I first learned about the Great Depression when I was ten or so. And I remember thinking: I don't get it. I was mystified by the way this could have happened—everyone suddenly becoming much poorer for ten years—when nothing whatsoever had changed in physical reality.

I understand the process of the Great Depression now. But it's certainly an education to watch a gigantic financial panic in real time. I look outside, and the sun is shining. The world still has all the same people and buildings and cars and factories—i.e., it's not like we've just suffered from a virulent plague or half the planet's been destroyed by bombs. And yet we really may all become much poorer for the next ten years.

It's completely insane. And it could be avoided if we would all just calm down and look at reality, which is not that scary. So we don't have $8 trillion of imaginary wealth we thought we did. Who cares? The industrialized world is still incredibly rich without it. If we were all (particularly the people at the top) willing to accept a little less, and stop trying to stick somebody else with the entire loss, we'd all be fine.
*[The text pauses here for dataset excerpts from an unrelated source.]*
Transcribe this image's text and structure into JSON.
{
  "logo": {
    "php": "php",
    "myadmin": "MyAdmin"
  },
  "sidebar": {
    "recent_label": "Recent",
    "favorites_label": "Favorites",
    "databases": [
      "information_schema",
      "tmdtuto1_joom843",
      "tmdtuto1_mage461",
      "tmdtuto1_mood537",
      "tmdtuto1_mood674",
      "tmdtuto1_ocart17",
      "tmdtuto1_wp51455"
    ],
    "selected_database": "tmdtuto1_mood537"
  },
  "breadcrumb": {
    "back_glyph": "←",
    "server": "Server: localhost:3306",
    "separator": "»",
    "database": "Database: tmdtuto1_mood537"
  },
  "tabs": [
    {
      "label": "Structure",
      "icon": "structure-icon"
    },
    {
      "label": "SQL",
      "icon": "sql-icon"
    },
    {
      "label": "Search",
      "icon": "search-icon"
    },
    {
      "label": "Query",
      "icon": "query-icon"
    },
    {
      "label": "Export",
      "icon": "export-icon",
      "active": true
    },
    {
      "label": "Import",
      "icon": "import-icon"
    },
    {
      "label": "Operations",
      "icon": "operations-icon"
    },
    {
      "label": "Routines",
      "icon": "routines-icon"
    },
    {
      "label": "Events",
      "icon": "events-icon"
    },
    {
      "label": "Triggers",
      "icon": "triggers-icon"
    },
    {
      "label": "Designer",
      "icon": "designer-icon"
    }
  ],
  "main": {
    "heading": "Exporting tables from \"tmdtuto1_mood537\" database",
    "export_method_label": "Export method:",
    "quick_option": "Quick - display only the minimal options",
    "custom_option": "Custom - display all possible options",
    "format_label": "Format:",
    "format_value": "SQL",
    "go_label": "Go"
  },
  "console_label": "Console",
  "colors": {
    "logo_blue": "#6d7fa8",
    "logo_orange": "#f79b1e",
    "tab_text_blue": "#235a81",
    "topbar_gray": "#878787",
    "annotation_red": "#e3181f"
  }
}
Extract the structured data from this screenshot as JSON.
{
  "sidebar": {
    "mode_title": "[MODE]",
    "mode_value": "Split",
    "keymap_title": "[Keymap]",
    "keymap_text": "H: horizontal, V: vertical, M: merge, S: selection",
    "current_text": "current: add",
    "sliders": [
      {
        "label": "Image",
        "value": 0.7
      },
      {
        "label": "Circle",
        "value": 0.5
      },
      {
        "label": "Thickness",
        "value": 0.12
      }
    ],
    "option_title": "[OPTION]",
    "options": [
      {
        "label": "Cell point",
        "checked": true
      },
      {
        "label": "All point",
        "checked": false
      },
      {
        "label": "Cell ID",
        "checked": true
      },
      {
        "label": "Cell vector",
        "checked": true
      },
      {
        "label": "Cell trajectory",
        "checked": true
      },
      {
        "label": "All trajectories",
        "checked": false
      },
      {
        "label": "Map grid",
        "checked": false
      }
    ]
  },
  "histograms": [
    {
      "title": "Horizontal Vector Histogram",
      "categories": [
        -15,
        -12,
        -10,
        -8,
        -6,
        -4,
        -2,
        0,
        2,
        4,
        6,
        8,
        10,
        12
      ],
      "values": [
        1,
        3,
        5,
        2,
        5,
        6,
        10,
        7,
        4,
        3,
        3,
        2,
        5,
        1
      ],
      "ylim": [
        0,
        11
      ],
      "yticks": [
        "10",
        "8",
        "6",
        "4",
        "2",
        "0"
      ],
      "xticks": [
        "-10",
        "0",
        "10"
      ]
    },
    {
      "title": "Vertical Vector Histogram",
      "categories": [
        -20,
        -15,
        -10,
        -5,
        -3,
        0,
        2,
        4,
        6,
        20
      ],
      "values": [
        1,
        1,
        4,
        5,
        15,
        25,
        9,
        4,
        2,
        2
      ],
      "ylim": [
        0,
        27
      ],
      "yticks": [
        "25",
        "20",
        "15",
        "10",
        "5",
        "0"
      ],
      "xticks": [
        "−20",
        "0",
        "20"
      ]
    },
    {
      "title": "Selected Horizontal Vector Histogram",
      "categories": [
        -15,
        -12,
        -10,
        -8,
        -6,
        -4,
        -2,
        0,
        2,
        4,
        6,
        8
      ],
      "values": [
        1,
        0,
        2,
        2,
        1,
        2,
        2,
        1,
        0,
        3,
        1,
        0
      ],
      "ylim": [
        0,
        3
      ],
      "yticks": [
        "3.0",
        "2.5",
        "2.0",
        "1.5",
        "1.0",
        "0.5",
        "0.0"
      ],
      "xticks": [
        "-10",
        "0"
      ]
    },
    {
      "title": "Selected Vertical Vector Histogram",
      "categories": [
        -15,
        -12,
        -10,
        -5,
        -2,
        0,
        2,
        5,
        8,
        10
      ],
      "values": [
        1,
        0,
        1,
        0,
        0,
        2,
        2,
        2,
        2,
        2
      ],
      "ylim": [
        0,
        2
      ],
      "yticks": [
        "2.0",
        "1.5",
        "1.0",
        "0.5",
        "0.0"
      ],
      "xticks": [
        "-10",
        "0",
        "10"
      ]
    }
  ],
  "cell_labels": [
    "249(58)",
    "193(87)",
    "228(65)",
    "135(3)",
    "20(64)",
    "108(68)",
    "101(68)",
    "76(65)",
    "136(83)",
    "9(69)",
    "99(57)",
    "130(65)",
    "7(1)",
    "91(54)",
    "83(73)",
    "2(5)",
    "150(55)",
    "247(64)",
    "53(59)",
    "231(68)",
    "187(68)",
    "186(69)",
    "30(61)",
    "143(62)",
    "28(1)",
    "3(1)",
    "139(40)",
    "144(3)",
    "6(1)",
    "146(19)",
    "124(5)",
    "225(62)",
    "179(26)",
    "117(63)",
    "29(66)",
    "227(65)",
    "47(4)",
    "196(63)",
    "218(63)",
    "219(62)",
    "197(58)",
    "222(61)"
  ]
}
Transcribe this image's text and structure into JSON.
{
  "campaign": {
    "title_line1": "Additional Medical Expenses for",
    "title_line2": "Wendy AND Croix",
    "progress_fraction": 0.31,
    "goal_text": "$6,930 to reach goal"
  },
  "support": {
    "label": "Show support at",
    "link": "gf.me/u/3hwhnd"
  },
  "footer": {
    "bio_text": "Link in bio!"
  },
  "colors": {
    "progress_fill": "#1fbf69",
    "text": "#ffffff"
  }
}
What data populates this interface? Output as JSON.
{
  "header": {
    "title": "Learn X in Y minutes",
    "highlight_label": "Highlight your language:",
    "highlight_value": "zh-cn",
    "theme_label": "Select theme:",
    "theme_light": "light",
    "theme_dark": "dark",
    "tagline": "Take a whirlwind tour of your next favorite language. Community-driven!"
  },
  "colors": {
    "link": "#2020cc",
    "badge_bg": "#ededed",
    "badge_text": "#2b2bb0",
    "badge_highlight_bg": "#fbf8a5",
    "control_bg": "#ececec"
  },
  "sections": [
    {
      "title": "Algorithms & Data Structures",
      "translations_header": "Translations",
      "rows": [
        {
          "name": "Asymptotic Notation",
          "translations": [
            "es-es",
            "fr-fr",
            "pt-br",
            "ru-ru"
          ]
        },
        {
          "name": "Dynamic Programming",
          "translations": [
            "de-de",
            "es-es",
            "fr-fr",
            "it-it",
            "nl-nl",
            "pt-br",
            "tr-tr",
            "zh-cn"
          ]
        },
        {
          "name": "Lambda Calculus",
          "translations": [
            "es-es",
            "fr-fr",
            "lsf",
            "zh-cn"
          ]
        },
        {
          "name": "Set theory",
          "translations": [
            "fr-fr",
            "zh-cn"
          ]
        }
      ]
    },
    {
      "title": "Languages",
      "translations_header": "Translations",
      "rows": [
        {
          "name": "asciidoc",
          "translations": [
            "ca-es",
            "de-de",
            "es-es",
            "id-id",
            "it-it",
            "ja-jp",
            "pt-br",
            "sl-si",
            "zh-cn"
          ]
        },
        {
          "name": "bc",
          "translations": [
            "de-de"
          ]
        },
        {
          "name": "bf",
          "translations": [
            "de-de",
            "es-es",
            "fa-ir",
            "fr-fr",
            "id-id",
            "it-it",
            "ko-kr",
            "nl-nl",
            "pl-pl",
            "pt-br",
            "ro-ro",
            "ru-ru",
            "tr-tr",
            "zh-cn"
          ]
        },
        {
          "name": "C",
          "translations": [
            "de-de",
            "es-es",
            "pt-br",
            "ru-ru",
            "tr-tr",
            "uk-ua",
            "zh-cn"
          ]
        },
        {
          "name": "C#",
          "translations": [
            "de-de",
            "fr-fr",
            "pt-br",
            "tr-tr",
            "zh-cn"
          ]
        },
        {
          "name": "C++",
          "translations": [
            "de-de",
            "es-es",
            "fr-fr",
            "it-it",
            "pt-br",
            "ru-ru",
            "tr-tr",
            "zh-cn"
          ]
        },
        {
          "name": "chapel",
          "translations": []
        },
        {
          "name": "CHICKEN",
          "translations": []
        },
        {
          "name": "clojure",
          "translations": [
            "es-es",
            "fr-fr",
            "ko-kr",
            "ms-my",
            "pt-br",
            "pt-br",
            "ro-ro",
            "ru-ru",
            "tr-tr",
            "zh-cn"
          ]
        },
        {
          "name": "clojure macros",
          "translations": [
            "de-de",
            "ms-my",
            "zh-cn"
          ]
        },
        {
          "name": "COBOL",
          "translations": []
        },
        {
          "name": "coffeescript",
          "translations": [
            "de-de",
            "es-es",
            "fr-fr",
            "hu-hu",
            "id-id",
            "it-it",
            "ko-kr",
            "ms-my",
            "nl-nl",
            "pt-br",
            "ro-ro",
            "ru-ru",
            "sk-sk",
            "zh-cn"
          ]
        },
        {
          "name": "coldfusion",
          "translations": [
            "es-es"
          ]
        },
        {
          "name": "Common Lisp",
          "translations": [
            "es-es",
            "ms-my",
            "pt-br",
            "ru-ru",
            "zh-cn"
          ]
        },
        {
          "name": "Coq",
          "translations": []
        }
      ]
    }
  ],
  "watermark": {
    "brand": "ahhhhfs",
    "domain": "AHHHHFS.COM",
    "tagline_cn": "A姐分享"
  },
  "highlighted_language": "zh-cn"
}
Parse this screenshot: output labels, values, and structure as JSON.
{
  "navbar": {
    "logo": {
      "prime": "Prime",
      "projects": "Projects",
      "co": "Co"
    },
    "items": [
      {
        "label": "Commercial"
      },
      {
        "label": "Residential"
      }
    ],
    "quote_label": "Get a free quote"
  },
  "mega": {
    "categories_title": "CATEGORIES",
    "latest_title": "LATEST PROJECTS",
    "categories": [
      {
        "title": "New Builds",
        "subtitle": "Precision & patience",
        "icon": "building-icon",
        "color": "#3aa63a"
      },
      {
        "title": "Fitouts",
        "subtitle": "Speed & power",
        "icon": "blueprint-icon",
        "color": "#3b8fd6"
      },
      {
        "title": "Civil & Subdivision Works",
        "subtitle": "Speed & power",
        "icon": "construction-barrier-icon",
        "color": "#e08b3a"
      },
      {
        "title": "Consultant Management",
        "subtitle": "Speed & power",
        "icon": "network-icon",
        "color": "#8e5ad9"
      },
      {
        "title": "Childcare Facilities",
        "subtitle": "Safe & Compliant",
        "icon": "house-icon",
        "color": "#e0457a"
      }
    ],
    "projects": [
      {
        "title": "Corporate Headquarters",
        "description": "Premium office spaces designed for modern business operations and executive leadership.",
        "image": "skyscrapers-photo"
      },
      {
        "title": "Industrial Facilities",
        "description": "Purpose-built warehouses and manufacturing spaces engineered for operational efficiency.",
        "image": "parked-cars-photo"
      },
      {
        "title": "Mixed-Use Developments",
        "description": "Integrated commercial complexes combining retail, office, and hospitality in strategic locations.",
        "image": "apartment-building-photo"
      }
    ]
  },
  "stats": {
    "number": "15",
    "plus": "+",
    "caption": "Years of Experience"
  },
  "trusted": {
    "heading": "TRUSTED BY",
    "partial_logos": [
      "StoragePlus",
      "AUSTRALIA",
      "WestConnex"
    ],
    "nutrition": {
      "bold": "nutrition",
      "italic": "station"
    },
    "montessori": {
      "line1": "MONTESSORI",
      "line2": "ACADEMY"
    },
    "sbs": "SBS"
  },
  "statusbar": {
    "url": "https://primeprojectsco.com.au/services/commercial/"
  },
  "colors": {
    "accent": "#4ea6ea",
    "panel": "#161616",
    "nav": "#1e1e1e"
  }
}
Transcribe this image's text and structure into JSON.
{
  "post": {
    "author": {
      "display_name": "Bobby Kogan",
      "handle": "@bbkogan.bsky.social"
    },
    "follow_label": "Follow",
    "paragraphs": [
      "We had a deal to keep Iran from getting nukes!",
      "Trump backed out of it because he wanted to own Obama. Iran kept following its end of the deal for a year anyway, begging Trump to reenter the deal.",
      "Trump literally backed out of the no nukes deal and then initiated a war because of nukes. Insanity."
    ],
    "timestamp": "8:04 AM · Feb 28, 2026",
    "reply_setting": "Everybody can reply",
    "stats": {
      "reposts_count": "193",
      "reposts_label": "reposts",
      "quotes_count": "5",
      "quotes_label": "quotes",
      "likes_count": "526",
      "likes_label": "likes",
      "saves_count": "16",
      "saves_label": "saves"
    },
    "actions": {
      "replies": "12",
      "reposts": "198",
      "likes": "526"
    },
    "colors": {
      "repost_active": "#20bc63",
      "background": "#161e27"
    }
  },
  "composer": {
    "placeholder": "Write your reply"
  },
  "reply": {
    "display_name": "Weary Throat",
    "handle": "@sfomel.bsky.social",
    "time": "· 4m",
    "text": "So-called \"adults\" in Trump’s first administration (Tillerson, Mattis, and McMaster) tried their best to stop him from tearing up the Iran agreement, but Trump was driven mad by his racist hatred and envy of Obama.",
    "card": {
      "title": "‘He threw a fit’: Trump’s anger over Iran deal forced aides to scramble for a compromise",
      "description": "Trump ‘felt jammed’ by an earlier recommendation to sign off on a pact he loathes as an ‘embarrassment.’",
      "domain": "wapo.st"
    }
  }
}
But apparently this type of behavior—something I've dubbed "not being a three year-old toddler"—is beyond the capability of humanity. We'd prefer to suffer enormously instead.

—Jonathan Schwarz

Posted at October 10, 2008 08:26 AM

Ideas have consequences.

The blathering of stupidity as if it was just an academic exercise -- a free exchange of ideas -- where demagogues take advantage of the lottery mindset public IS dangerous.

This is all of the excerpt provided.